Haumania liebrechtsiana is a species of plant in the family Marantaceae. It grows as an understorey herb or climber in tropical forests in Central Africa. The leaves and shoots are eaten by gorillas and chimpanzees, and the leaves and stems have traditional uses.

==Description==
Haumania liebrechtsiana is a perennial, rhizomatous, climbing plant that can grow to 10 m or more. The stems are hairy and branching, and the leaves are alternate. The long petiole sheaths the stem for most of its length and has a short calloused section just beneath the leaf blade. On the upper side of the blade there is a beak where this calloused region becomes the midvein. The blade is ovate or oblong, up to 30 by 15 cm, with a rounded base and pointed tip. The inflorescence is a raceme up to 10 cm long, with a zigzag stem, bearing white, fragrant, bisexual flowers, with parts in threes. The fruit is a round, yellowish capsule containing black seeds.

==Distribution and habitat==
Haumania liebrechtsiana is endemic to tropical western Central Africa.
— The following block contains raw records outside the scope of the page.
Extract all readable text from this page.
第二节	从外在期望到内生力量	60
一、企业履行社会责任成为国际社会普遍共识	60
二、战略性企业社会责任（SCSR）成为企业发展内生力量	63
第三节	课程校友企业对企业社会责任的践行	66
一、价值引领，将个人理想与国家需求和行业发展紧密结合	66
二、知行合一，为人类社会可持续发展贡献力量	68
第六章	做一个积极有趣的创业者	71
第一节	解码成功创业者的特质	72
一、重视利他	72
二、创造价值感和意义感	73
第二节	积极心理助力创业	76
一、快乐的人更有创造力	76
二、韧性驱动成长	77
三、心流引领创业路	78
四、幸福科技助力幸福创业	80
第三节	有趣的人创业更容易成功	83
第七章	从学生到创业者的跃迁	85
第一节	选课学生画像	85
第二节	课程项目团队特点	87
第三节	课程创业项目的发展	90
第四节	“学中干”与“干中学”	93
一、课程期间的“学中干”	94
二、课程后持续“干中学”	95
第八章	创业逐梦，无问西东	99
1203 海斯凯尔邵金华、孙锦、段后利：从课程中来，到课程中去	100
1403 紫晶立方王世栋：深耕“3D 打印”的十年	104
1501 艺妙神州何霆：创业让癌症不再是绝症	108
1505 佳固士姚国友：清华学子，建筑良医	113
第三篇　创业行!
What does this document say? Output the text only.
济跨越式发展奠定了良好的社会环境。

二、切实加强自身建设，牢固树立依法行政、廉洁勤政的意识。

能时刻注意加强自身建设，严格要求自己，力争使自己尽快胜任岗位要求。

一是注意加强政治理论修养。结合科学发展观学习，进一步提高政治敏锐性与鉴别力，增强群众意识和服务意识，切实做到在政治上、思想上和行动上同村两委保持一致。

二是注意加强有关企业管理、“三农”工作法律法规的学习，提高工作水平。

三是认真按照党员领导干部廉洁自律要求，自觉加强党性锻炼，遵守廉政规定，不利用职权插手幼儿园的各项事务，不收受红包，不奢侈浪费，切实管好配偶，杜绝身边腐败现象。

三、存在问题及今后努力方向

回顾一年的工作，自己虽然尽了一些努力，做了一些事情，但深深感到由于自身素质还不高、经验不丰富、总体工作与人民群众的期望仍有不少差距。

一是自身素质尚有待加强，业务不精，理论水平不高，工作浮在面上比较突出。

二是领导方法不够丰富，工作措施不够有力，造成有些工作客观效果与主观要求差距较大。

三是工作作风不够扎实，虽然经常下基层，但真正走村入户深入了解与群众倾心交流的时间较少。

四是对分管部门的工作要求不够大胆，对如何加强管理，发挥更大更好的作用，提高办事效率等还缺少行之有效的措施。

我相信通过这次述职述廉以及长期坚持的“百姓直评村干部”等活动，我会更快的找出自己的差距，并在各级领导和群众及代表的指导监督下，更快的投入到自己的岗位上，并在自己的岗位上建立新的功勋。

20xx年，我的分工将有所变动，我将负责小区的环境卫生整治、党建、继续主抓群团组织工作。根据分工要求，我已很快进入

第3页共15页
Its range includes Gabon, the Democratic Republic of the Congo and the Republic of the Congo. It is a rainforest plant, a climbing species that sometimes dominates the understorey. It occurs in moist habitats, near streams and in flooded areas.

==Ecology==
In the Congo Basin, this plant is often found in degraded secondary growth forest where it dominates the understorey; Zenker's fruit bat (Scotonycteris zenkeri) is often found in its vicinity. Gorillas also favour this plant, selecting the leaves and shoots but rejecting the other parts of the plant, and chimpanzees and the Dryas monkey also selectively feed on the foliage.

==Uses==
This plant has many uses. The leaves are used for wrapping food and other objects. Fibres from the stems are used in weaving and as cord, and in the manufacture of animal traps. The split petioles serve as skewers and the split stems as arrow cases. The ash is used in herbal medicine for external application.